Mar da Beira Interior
Nascido
e criado no interior do País, as férias na infância eram passadas longe do mar.
Ou pelo menos, assim o julgava. Porém, graças a um ido ministro da República
Portuguesa, viria mais tarde a descobrir que cidades junto a nuostros hermanos eram também litoral. Vá
lá saber-se porquê… Apesar disso, e se a memória não me atraiçoa, lá por terras
da Beira Interior, o mar no seu sentido mais clássico, nunca despontou.
Na
escassez de mar, consolas, quinhentos canais de televisão e computadores, a miudagem
brincava na rua. Bom, em relação aos computadores, a coisa não era bem assim.

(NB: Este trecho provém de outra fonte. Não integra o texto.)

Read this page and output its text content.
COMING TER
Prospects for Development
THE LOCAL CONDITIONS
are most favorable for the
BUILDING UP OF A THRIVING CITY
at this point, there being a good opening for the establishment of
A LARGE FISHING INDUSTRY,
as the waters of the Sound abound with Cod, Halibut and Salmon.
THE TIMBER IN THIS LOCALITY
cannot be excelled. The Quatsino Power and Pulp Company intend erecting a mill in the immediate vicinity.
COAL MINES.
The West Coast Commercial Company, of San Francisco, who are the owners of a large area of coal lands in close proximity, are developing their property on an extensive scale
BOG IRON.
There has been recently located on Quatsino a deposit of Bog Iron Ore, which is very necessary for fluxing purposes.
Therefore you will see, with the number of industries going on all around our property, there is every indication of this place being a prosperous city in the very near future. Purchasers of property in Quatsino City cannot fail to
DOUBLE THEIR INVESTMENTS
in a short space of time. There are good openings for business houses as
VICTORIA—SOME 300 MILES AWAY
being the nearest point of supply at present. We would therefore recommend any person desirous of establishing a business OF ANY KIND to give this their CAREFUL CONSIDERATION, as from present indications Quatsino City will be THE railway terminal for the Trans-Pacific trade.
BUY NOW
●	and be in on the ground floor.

Na época, alguns afortunados já dispunham de uma espécie de PC, alguns com uns
poderosos 128k de memória1, que permitiam jogar uns evoluídos jogos.
Porém, existia uma ténue fronteira entre jogar ou não, situada na
disponibilidade de um monitor, a televisão lá de casa. Na maioria dos casos
esta era única e, os habitantes vários. Resumindo, telejornal e novelas quase sempre
levavam a melhor.
Na
rua, as actividades tinham nomes do tipo, futebol, belharda, chinquilho, espeta,
berlinde, etc. Todos, ou quase, tinham uma duração do tipo muda aos 5, acaba
aos 10. Tinham também a particularidade de serem disputados pelos próprios. Sim,
as figurinhas eram feitas na rua para quem as quisesse ver! Hoje, felizmente,
estas situações ficam circunscritas normalmente a uma sala, onde não apenas
crianças mas também adultos, de comando em punho frente a um televisor aparentam
estar sujeitos à fúria de um exame de vespas.
Por
outro lado, a forma como a criançada se encontrava na rua para brincar, era no
mínimo esquisita. Os ajuntamentos não eram combinados em redes sociais ou por
SMS2. A pé ou de bicicleta, a malta lá se esgueirava de casa3
e, pronto! Foram tempos difíceis e arriscados. Por um lado, eram difíceis
porque nem sempre era possível usar a bicicleta. A razão era simples: a maioria
de nós não a tinha! Era arriscado, porque a ter bicicleta, não usávamos
capacete, joalheiras e sei lá mais o quê… Arranhões e hematomas eram motivo de
orgulho. Infelizmente, eram também mais um dos muitos pretextos para as nossas
mães nos afiambrarem.
Na
derradeira etapa da adolescência lá decidi rumar até ao litoral, mas daquele
que tem mar! Fui para o algarve! Nem mais, logo à rico! Para embarcar nessa aventura, espatifei os 20 contos
aforrados como caixeiro. Sim, é verdade, fui comerciante, sete anos no verão! Embora
seja esquisito, trabalhar era muitas das vezes uma actividade de férias. Na
época, a exploração infantil tinha um significado algo diferente: os gaiatos
iam trabalhar para explorar o que custa a vida!
Como
na altura ainda não havia TGV, fui de comboio regional. Maravilhoso, apenas 16
horas de viagem. Até então, não tinha a noção de como era longe o Algarve.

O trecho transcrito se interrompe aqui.